Whilst holiday let mortgages are a more specialist type of borrowing, which means there are fewer lenders than for residential mortgages, there is still plenty of lenders offering them.

First time landlords can secure a holiday let mortgage, but if you own your own home this presents more lender options.

First time buyers have fewer lender options, but it still may be possible to get a holiday let mortgage.

Using a broker to help you find a deal suited to you can be helpful, because a specialist in these products will know how to go about appropriate due diligence to find you a competitive deal that suits your needs and circumstances.
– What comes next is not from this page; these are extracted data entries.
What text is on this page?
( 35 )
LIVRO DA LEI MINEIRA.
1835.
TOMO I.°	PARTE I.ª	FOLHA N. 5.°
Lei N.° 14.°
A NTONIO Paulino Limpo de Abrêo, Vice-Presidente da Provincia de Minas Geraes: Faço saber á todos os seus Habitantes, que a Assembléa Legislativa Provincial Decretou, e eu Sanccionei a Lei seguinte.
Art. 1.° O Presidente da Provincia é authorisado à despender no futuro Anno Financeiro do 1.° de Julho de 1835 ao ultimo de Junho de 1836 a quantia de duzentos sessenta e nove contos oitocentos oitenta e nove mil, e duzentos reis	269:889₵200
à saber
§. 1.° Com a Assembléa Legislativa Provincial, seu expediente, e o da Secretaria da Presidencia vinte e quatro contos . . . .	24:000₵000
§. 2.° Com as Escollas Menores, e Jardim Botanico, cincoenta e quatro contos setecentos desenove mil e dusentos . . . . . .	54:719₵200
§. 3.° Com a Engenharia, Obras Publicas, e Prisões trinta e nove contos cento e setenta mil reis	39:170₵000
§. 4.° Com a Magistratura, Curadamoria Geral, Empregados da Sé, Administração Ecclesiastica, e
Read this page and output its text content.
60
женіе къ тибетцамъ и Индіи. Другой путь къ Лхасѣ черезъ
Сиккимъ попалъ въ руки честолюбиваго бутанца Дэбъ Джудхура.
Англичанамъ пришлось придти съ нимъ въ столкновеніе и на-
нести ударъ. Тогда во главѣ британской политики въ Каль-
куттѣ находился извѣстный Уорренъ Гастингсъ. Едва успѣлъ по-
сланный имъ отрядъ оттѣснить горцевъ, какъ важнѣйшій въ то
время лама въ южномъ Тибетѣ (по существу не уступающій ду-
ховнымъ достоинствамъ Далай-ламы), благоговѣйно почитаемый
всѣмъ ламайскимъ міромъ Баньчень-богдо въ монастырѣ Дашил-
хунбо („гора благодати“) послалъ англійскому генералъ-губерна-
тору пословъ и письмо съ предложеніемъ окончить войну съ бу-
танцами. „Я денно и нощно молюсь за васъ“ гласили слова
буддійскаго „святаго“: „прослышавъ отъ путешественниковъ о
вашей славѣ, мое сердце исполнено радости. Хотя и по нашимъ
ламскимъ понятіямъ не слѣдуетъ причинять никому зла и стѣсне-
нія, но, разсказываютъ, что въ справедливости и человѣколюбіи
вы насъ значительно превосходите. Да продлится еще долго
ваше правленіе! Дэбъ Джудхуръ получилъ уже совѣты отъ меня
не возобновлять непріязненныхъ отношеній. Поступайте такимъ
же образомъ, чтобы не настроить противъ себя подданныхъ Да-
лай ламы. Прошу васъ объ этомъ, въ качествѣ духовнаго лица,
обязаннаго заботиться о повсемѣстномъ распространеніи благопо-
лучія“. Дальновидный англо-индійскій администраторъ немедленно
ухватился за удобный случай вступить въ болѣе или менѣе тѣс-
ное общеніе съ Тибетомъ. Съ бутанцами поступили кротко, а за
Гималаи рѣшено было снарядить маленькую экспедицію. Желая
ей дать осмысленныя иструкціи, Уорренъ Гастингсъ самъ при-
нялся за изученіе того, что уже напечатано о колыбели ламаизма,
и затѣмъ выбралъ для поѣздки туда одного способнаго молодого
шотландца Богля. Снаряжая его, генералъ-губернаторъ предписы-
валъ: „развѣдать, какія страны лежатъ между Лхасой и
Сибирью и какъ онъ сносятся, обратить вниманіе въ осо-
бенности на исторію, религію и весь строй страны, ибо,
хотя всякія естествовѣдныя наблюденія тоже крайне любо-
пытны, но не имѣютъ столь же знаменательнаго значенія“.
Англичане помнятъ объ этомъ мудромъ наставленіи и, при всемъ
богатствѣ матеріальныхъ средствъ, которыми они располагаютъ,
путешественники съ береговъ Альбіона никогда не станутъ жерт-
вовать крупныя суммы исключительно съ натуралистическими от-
There is a greater level of administration associated with holiday lets because, rather than tenants moving out infrequently, you have a turnover of tenants regularly. This can be outsourced, but you would need to factor the costs of that into your profit and loss.

Upfront costs are likely to be higher, as holiday lets must be fully furnished prior to renting. Expectation from holiday tenants is higher, in terms of facilities and amenities, because rather than spending day to day life in the property, a holiday is a special time that people look forward to so the property must meet that anticipation.

To stand out against other holiday lets, you are likely to have to invest in special extra touches and quality of décor and furnishings that would not be required of a standard, unfurnished let.

Wear and tear may be higher, because lots of different people will be using the property.

However, holiday lets are typically more profitable than standard buy to let properties, because the yields are usually higher as a result of charging rent by the day or week, rather than by 6 or 12 months. This can make holiday lets a very lucrative investment.

There are also tax implications which favour holiday lets, over standard buy to lets. A qualified tax professional can provide advice on this.